Garth Illingworth (University of California, Santa Cruz) and his colleagues scoured the two different versions of the UDF: one taken in visible and near-infrared light with Hubble’s Advanced Camera for Surveys (ACS), and one taken in the infrared with the Near-Infrared Camera and Multi-Object Spectrometer (NICMOS). They found several candidate objects in the NICMOS image that do not appear in the ACS image. Illingworth thinks these are dwarf galaxies at redshifts of 7 to 8, meaning we see them as they existed only 650 to 800 million years after the Big Bang. These galaxies don't appear in the ACS deep field because cosmic expansion has redshifted their starlight out of the visible part of the spectrum. Presumably, dwarf galaxies formed relatively quickly after the Big Bang, perhaps when it was half a billion years old (redshift 10). They would have commenced reionization almost as soon as they started, and they finished their job a half billion years later.
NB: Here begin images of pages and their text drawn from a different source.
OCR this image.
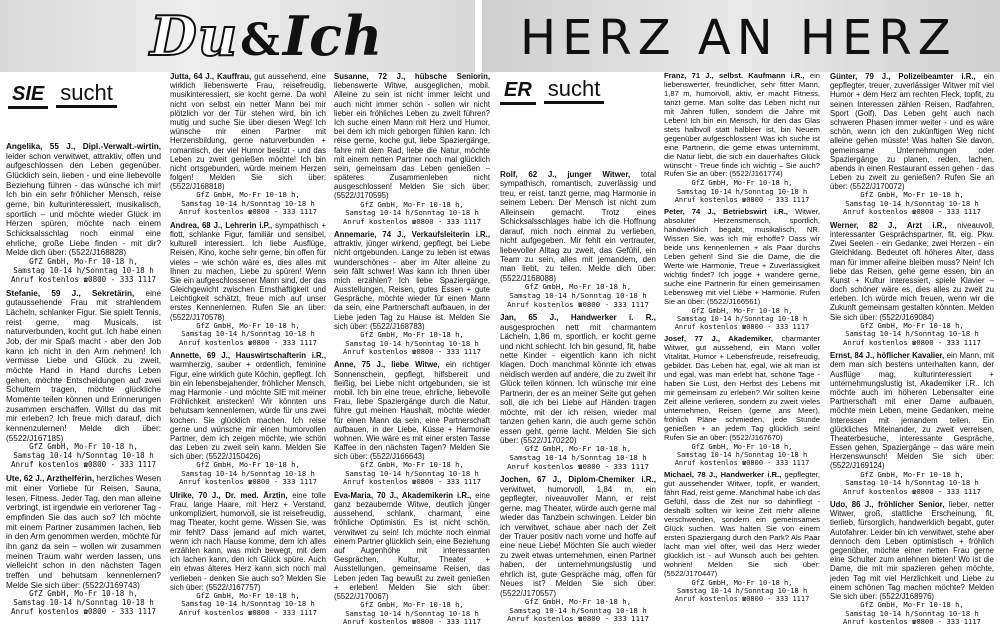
Du&Ich	HERZ AN HERZ
SIE sucht	ER sucht
Angelika, 55 J., Dipl.-Verwalt.-wirtin, leider schon verwitwet, attraktiv, offen und aufgeschlossen den Leben gegenüber. Glücklich sein, lieben - und eine liebevolle Beziehung führen - das wünsche ich mir! Ich bin ein sehr fröhlicher Mensch, reise gerne, bin kulturinteressiert, musikalisch, sportlich – und möchte wieder Glück im Herzen spüren, möchte nach einem Schicksalsschlag noch einmal eine ehrliche, große Liebe finden - mit dir? Melde dich über: (5522/J168828)
GfZ GmbH, Mo-Fr 10-18 h,
Samstag 10-14 h/Sonntag 10-18 h
Anruf kostenlos ☎ 0800 - 333 1117
Stefanie, 59 J., Sekretärin, eine gutaussehende Frau mit strahlendem Lächeln, schlanker Figur. Sie spielt Tennis, reist gerne, mag Musicals, ist naturverbunden, kocht gut. Ich habe einen Job, der mir Spaß macht - aber den Job kann ich nicht in den Arm nehmen! Ich vermisse Liebe und Glück zu zweit, möchte Hand in Hand durchs Leben gehen, möchte Entscheidungen auf zwei Schultern tragen, möchte glückliche Momente teilen können und Erinnerungen zusammen erschaffen. Willst du das mit mir erleben? Ich freue mich darauf, dich kennenzulernen! Melde dich über: (5522/J167185)
GfZ GmbH, Mo-Fr 10-18 h,
Samstag 10-14 h/Sonntag 10-18 h
Anruf kostenlos ☎ 0800 - 333 1117
Ute, 62 J., Arzthelferin, herzliches Wesen mit einer Vorliebe für Reisen, Sauna, lesen, Fitness. Jeder Tag, den man alleine verbringt, ist irgendwie ein verlorener Tag - empfinden Sie das auch so? Ich möchte mit einem Partner zusammen lachen, lieb in den Arm genommen werden, möchte für ihn ganz da sein – wollen wir zusammen meinen Traum wahr werden lassen, uns vielleicht schon in den nächsten Tagen treffen und behutsam kennenlernen? Melde Sie sich über: (5522/J169743)
GfZ GmbH, Mo-Fr 10-18 h,
Samstag 10-14 h/Sonntag 10-18 h
Anruf kostenlos ☎ 0800 - 333 1117
Jutta, 64 J., Kauffrau, gut aussehend, eine wirklich liebenswerte Frau, reisefreudig, musikinteressiert, sie kocht gerne. Da wohl nicht von selbst ein netter Mann bei mir plötzlich vor der Tür stehen wird, bin ich mutig und suche Sie über diesen Weg! Ich wünsche mir einen Partner mit Herzensbildung, gerne naturverbunden + romantisch, der viel Humor besitzt - und das Leben zu zweit genießen möchte! Ich bin nicht ortsgebunden, würde meinem Herzen folgen! Melden Sie sich über: (5522/J168818)
GfZ GmbH, Mo-Fr 10-18 h,
Samstag 10-14 h/Sonntag 10-18 h
Anruf kostenlos ☎ 0800 - 333 1117
Andrea, 68 J., Lehrerin i.P., sympathisch + flott, schlanke Figur, familiär und sensibel, kulturell interessiert. Ich liebe Ausflüge, Reisen, Kino, koche sehr gerne, bin offen für vieles – wie schön wäre es, dies alles mit Ihnen zu machen, Liebe zu spüren! Wenn Sie ein aufgeschlossener Mann sind, der das Gleichgewicht zwischen Ernsthaftigkeit und Leichtigkeit schätzt, freue mich auf unser erstes Kennenlernen. Rufen Sie an über: (5522/J170578)
GfZ GmbH, Mo-Fr 10-18 h,
Samstag 10-14 h/Sonntag 10-18 h
Anruf kostenlos ☎ 0800 - 333 1117
Annette, 69 J., Hauswirtschafterin i.R., warmherzig, sauber + ordentlich, feminine Figur, eine wirklich gute Köchin, gepflegt. Ich bin ein lebensbejahender, fröhlicher Mensch, mag Harmonie - und möchte SIE mit meiner Fröhlichkeit anstecken! Wir könnten uns behutsam kennenlernen, würde für uns zwei kochen. Sie glücklich machen. Ich reise gerne und wünsche mir einen humorvollen Partner, dem ich zeigen möchte, wie schön das Leben zu zweit sein kann. Melden Sie sich über: (5522/J150426)
GfZ GmbH, Mo-Fr 10-18 h,
Samstag 10-14 h/Sonntag 10-18 h
Anruf kostenlos ☎ 0800 - 333 1117
Ulrike, 70 J., Dr. med. Ärztin, eine tolle Frau, lange Haare, mit Herz + Verstand, unkompliziert, humorvoll, sie ist reisefreudig, mag Theater, kocht gerne. Wissen Sie, was mir fehlt? Dass jemand auf mich wartet, wenn ich nach Hause komme, dem ich alles erzählen kann, was mich bewegt, mit dem ich lachen kann, den ich Glück spüre. Auch ein etwas älteres Herz kann sich noch mal verlieben - denken Sie auch so? Melden Sie sich über: (5522/J167757)
GfZ GmbH, Mo-Fr 10-18 h,
Samstag 10-14 h/Sonntag 10-18 h
Anruf kostenlos ☎ 0800 - 333 1117
Susanne, 72 J., hübsche Seniorin, liebenswerte Witwe, ausgeglichen, mobil. Alleine zu sein ist nicht immer leicht und auch nicht immer schön - sollen wir nicht lieber ein fröhliches Leben zu zweit führen? Ich suche einen Mann mit Herz und Humor, bei dem ich mich geborgen fühlen kann. Ich reise gerne, koche gut, liebe Spaziergänge, fahre mit dem Rad, liebe die Natur, möchte mit einem netten Partner noch mal glücklich sein, gemeinsam das Leben genießen – späteres Zusammenleben nicht ausgeschlossen! Melden Sie sich über: (5522/J170595)
GfZ GmbH, Mo-Fr 10-18 h,
Samstag 10-14 h/Sonntag 10-18 h
Anruf kostenlos ☎ 0800 - 333 1117
Annemarie, 74 J., Verkaufsleiterin i.R., attraktiv, jünger wirkend, gepflegt, bei Liebe nicht ortgebunden. Lange zu leben ist etwas wunderschönes - aber im Alter alleine zu sein fällt schwer! Was kann ich Ihnen über mich erzählen? Ich liebe Spaziergänge, Ausstellungen, Reisen, gutes Essen + gute Gespräche, möchte wieder für einen Mann da sein, eine Partnerschaft aufbauen, in der Liebe jeden Tag zu Hause ist. Melden Sie sich über: (5522/J168783)
GfZ GmbH, Mo-Fr 10-18 h,
Samstag 10-14 h/Sonntag 10-18 h
Anruf kostenlos ☎ 0800 - 333 1117
Anne, 75 J., liebe Witwe, ein richtiger Sonnenschein, gepflegt, hilfsbereit und fleißig, bei Liebe nicht ortgebunden, sie ist mobil. Ich bin eine treue, ehrliche, liebevolle Frau, liebe Spaziergänge durch die Natur, führe gut meinen Haushalt, möchte wieder für einen Mann da sein, eine Partnerschaft aufbauen, in der Liebe, Küsse + Harmonie wohnen. Wie wäre es mit einer ersten Tasse Kaffee in den nächsten Tagen? Melden Sie sich über: (5522/J166643)
GfZ GmbH, Mo-Fr 10-18 h,
Samstag 10-14 h/Sonntag 10-18 h
Anruf kostenlos ☎ 0800 - 333 1117
Eva-Maria, 70 J., Akademikerin i.R., eine ganz bezaubernde Witwe, deutlich jünger aussehend, schlank, charmant, eine fröhliche Optimistin. Es ist nicht schön, verwitwet zu sein! Ich möchte noch einmal einem Partner glücklich sein, eine Beziehung auf Augenhöhe mit interessanten Gesprächen, Kultur, Theater + Ausstellungen, gemeinsame Reisen, das Leben jeden Tag bewußt zu zweit genießen + erleben! Melden Sie sich über: (5522/J170067)
GfZ GmbH, Mo-Fr 10-18 h,
Samstag 10-14 h/Sonntag 10-18 h
Anruf kostenlos ☎ 0800 - 333 1117
Rolf, 62 J., junger Witwer, total sympathisch, romantisch, zuverlässig und treu, er reist, tanzt gerne, mag Harmonie in seinem Leben. Der Mensch ist nicht zum Alleinsein gemacht. Trotz eines Schicksalsschlages habe ich die Hoffnung darauf, mich noch einmal zu verlieben, nicht aufgegeben. Mir fehlt ein vertrauter, liebevoller Alltag zu zweit, das Gefühl, ein Team zu sein, alles mit jemandem, den man liebt, zu teilen. Melde dich über: (5522/J168088)
GfZ GmbH, Mo-Fr 10-18 h,
Samstag 10-14 h/Sonntag 10-18 h
Anruf kostenlos ☎ 0800 - 333 1117
Jan, 65 J., Handwerker i. R., ausgesprochen nett mit charmantem Lächeln, 1,86 m, sportlich, er kocht gerne und nicht schlecht. Ich bin gesund, fit, habe nette Kinder - eigentlich kann ich nicht klagen. Doch manchmal könnte ich etwas neidisch werden auf andere, die zu zweit ihr Glück teilen können. Ich wünsche mir eine Partnerin, der es an meiner Seite gut gehen soll, die ich bei Liebe auf Händen tragen möchte, mit der ich reisen, wieder mal tanzen gehen kann, die auch gerne schön essen geht, gerne lacht. Melden Sie sich über: (5522/J170220)
GfZ GmbH, Mo-Fr 10-18 h,
Samstag 10-14 h/Sonntag 10-18 h
Anruf kostenlos ☎ 0800 - 333 1117
Jochen, 67 J., Diplom-Chemiker i.R., verwitwet, humorvoll, 1,84 m, ein gepflegter, niveauvoller Mann, er reist gerne, mag Theater, würde auch gerne mal wieder das Tanzbein schwingen. Leider bin ich verwitwet, schaue aber nach der Zeit der Trauer positiv nach vorne und hoffe auf eine neue Liebe! Möchten Sie auch wieder zu zweit etwas unternehmen, einen Partner haben, der unternehmungslustig und ehrlich ist, gute Gespräche mag, offen für Neues ist? Melden Sie sich über: (5522/J170557)
GfZ GmbH, Mo-Fr 10-18 h,
Samstag 10-14 h/Sonntag 10-18 h
Anruf kostenlos ☎ 0800 - 333 1117
Franz, 71 J., selbst. Kaufmann i.R., ein liebenswerter, freundlicher, sehr fitter Mann, 1,87 m, humorvoll, aktiv, er macht Fitness, tanzt gerne. Man sollte das Leben nicht nur mit Jahren füllen, sondern die Jahre mit Leben! Ich bin ein Mensch, für den das Glas stets halbvoll statt halbleer ist, bin Neuem gegenüber aufgeschlossen! Was ich suche ist eine Partnerin, die gerne etwas unternimmt, die Natur liebt, die sich ein dauerhaftes Glück wünscht - Treue finde ich wichtig – Sie auch? Rufen Sie an über: (5522/J161774)
GfZ GmbH, Mo-Fr 10-18 h,
Samstag 10-14 h/Sonntag 10-18 h
Anruf kostenlos ☎ 0800 - 333 1117
Peter, 74 J., Betriebswirt i.R., Witwer, absoluter Herzensmensch, sportlich, handwerklich begabt, musikalisch, NR. Wissen Sie, was ich mir erhoffe? Dass wir beide uns kennenlernen + als Paar durchs Leben gehen! Sind Sie die Dame, die die Werte wie Harmonie, Treue + Zuverlässigkeit wichtig findet? Ich jogge + wandere gerne, suche eine Partnerin für einen gemeinsamen Lebensweg mit viel Liebe + Harmonie. Rufen Sie an über: (5522/J166561)
GfZ GmbH, Mo-Fr 10-18 h,
Samstag 10-14 h/Sonntag 10-18 h
Anruf kostenlos ☎ 0800 - 333 1117
Josef, 77 J., Akademiker, charmanter Witwer, gut aussehend, ein Mann voller Vitalität, Humor + Lebensfreude, reisefreudig, gebildet. Das Leben hat, egal, wie alt man ist und egal, was man erlebt hat, schöne Tage - haben Sie Lust, den Herbst des Lebens mit mir gemeinsam zu erleben? Wir sollten keine Zeit alleine verlieren, sondern zu zweit vieles unternehmen, Reisen (gerne ans Meer), fröhlich Pläne schmieden, jede Stunde genießen + an jedem Tag glücklich sein! Rufen Sie an über: (5522/J167670)
GfZ GmbH, Mo-Fr 10-18 h,
Samstag 10-14 h/Sonntag 10-18 h
Anruf kostenlos ☎ 0800 - 333 1117
Michael, 78 J., Handwerker i.R., gepflegter, gut aussehender Witwer, topfit, er wandert, fährt Rad, reist gerne. Manchmal habe ich das Gefühl, dass die Zeit nur so dahinfliegt - deshalb sollten wir keine Zeit mehr alleine verschwenden, sondern ein gemeinsames Glück suchen. Was halten Sie von einem ersten Spaziergang durch den Park? Als Paar lacht man viel öfter, weil das Herz wieder glücklich ist - auf Wunsch auch bei gehten. wohnen! Melden Sie sich über: (5522/J170447)
GfZ GmbH, Mo-Fr 10-18 h,
Samstag 10-14 h/Sonntag 10-18 h
Anruf kostenlos ☎ 0800 - 333 1117
Günter, 79 J., Polizeibeamter i.R., ein gepflegter, treuer, zuverlässiger Witwer mit viel Humor + dem Herz am rechten Fleck, topfit, zu seinen Interessen zählen Reisen, Radfahren, Sport (Golf). Das Leben geht auch nach schweren Phasen immer weiter - und es wäre schön, wenn ich den zukünftigen Weg nicht alleine gehen müsste! Was halten Sie davon, gemeinsame Unternehmungen oder Spaziergänge zu planen, reden, lachen, abends in einen Restaurant essen gehen - das Leben zu zweit zu genießen? Rufen Sie an über: (5522/J170072)
GfZ GmbH, Mo-Fr 10-18 h,
Samstag 10-14 h/Sonntag 10-18 h
Anruf kostenlos ☎ 0800 - 333 1117
Werner, 82 J., Arzt i.R., niveauvoll, interessanter Gesprächspartner, fit, eig. Pkw. Zwei Seelen - ein Gedanke; zwei Herzen - ein Gleichklang. Bedeutet oft höheres Alter, dass man für immer alleine bleiben muss? Nein! Ich liebe das Reisen, gehe gerne essen, bin an Kunst + Kultur interessiert, spiele Klavier – doch schöner wäre es, dies alles zu zweit zu erleben. Ich würde mich freuen, wenn wir die Zukunft gemeinsam gestalten könnten. Melden Sie sich über: (5522/J169084)
GfZ GmbH, Mo-Fr 10-18 h,
Samstag 10-14 h/Sonntag 10-18 h
Anruf kostenlos ☎ 0800 - 333 1117
Ernst, 84 J., höflicher Kavalier, ein Mann, mit dem man sich bestens unterhalten kann, der Ausflüge mag, kulturinteressiert + unternehmungslustig ist, Akademiker i.R.. Ich möchte auch im höheren Lebensalter eine Partnerschaft mit einer Dame aufbauen, möchte mein Leben, meine Gedanken, meine Interessen mit jemandem teilen. Ein glückliches Miteinander, zu zweit verreisen, Theaterbesuche, interessante Gespräche, Essen gehen, Spaziergänge – das wäre mein Herzenswunsch! Melden Sie sich über: (5522/J169124)
GfZ GmbH, Mo-Fr 10-18 h,
Samstag 10-14 h/Sonntag 10-18 h
Anruf kostenlos ☎ 0800 - 333 1117
Udo, 86 J., fröhlicher Senior, lieber, netter Witwer, groß, stattliche Erscheinung, fit, tierlieb, fürsorglich, handwerklich begabt, guter Autofahrer. Leider bin ich verwitwet, stehe aber dennoch dem Leben optimistisch + fröhlich gegenüber, möchte einer netten Frau gerne eine Schulter zum anlehnen bieten! Wo ist die Dame, die mit mir spazieren gehen möchte, jeden Tag mit viel Herzlichkeit und Liebe zu einem schönen Tag machen möchte? Melden Sie sich über: (5522/J168976)
GfZ GmbH, Mo-Fr 10-18 h,
Samstag 10-14 h/Sonntag 10-18 h
Anruf kostenlos ☎ 0800 - 333 1117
The final team, led by James Rhoads and Sangeeta Malholtra (Space Telescope Science Institute), identified a pronounced cluster of dwarf galaxies at a redshift of 5.9. They noticed the initial clustering in the UDF, but they found even more cluster members with the 4.0-meter Blanco Telescope at the Cerro Tololo Inter-American Observatory in Chile. The discovery shows that galaxies began to cluster in sheets and voids very early in cosmic history. "This is the most distant structure of this type yet seen," says Rhoads. He and Malholtra argue that reionization must have happened at different times in different places, as regions with a high density of galaxies were reionized more quickly than low-density regions. "Reionization proceeds in a patchy fashion," said Rhoads. "Regions with more light burned off the fog earlier."
Despite the lack of consensus on whether these dwarf galaxies alone could reionize the universe, independent commentator Richard Ellis (Caltech) pointed to the remarkable agreement on what has been seen. Theorists, Ellis noted, have speculated about this era of cosmic dawn for decades. "We're moving out of era of theory into an era of observation," he said. "This is a milestone. The sequence of deep fields from Hubble and other telescopes have changed the way we do astronomy. We have many unsolved issues, but we have a clear path forward."
All the workshop participants stressed that current observations push right to the limits of current instrumentation. To understand the early universe and the amount various sources contributed to reionization, it will be critical to fly at least one more servicing mission to Hubble to install the new Wide Field Camera 3, an advanced infrared instrument that has already been built and that should see even farther back in space and time than ACS and NICMOS. To penetrate all the way back to the era when galaxies first began to assemble will require the completion of Hubble's successor: the James Webb Space Telescope, which is currently scheduled to launch in 2011.